Donald Rumsfeld, the former Secretary of Defense, has died just days before his 89th birthday, per CNN. Although a cause of death has yet to be provided, the Rumsfeld family released a statement on June 30. "It is with deep sadness that we share the news of the passing of Donald Rumsfeld, an American statesman and devoted husband, father, grandfather and great grandfather," the statement read. "History may remember him for his extraordinary accomplishments over six decades of public service, but for those who knew him best and whose lives were forever changed as a result, we will remember his unwavering love for his wife Joyce, his family and friends, and the integrity he brought to a life dedicated to country." The politician's family also confirmed that Rumsfeld was surrounded by family "in his beloved Taos, New Mexico" at the time of his death. 

As the "architect of the Iraq War" (per USA Today), he leaves a controversial legacy behind. 

During his time in the Pentagon, Donald Rumsfeld oversaw the war on terror

When he served under President George W. Bush, Donald Rumsfeld championed the administration's "war on terror," per BBC. He was a key decision maker in launching the campaign in Afghanistan following the 9/11 terrorist attacks, and he also pushed for the US invasion of Iraq in 2003. During that time, he famously argued that Iraqi weapons of mass destruction posed a threat to the rest of the world, despite no such weapons ever being located.

In 2006, Rumsfeld resigned amid the turmoil in the Middle East and was replaced by then-CIA director Robert Gates (via CNBC).

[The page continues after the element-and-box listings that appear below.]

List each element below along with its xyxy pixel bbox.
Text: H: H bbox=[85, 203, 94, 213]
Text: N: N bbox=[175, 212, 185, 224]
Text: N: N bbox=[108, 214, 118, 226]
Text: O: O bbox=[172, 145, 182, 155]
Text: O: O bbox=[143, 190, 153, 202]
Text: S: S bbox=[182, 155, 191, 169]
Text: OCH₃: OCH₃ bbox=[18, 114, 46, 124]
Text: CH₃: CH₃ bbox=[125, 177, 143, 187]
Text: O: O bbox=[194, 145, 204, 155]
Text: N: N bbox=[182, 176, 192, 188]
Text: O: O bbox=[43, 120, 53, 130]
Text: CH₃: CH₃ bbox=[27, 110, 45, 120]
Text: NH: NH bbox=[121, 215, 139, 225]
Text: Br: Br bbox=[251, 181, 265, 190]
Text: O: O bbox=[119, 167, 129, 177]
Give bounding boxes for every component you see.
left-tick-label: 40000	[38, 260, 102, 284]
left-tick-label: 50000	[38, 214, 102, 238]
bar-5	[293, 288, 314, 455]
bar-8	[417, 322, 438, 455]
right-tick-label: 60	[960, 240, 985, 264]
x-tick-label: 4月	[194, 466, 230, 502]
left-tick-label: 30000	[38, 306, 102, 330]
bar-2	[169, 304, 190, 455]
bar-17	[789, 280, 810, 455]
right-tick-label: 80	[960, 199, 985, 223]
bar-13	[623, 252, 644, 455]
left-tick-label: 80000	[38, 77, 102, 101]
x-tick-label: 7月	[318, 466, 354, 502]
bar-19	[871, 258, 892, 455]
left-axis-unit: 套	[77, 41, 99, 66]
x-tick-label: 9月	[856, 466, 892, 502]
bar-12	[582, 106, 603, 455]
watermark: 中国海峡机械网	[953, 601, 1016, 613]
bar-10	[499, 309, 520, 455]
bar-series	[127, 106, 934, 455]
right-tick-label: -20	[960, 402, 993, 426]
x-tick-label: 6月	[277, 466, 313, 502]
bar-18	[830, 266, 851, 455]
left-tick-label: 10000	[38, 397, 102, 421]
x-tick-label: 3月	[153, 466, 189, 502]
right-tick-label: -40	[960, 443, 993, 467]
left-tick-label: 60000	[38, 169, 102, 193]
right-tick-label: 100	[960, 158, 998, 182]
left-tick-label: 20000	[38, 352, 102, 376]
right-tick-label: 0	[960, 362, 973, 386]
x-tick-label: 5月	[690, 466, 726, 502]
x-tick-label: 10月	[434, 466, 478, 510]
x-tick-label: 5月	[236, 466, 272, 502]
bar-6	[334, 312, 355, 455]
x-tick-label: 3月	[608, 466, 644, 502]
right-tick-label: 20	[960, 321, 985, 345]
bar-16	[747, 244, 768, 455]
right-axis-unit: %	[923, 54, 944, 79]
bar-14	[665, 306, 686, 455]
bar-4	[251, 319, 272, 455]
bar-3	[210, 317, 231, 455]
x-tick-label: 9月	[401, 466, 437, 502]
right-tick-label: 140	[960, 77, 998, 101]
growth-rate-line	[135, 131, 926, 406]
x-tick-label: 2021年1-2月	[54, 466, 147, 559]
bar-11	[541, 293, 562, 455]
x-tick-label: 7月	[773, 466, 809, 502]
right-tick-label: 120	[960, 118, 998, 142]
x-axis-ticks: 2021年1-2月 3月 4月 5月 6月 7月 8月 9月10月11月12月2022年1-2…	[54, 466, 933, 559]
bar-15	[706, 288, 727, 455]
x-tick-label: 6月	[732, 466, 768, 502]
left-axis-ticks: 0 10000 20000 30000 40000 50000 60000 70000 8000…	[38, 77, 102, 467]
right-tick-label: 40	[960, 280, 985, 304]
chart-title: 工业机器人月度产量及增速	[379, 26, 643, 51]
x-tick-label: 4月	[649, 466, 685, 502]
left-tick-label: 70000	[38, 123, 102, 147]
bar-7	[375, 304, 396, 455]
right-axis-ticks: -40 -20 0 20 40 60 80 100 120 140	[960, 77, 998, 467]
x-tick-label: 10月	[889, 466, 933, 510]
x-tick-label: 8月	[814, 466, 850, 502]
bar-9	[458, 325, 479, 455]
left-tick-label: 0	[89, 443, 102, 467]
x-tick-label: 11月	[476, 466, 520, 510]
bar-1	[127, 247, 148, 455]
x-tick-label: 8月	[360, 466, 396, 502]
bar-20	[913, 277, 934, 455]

Even after stepping down, he repeatedly defended the decisions he made during his time in the White House and Pentagon. Prior to his time under the Bush administration, Rumsfeld served in Gerald Ford's administration as the chief of staff. During Ford's presidency, Rumsfeld became the youngest person ever to become the Secretary of Defense — the leader of the country's biggest federal agency.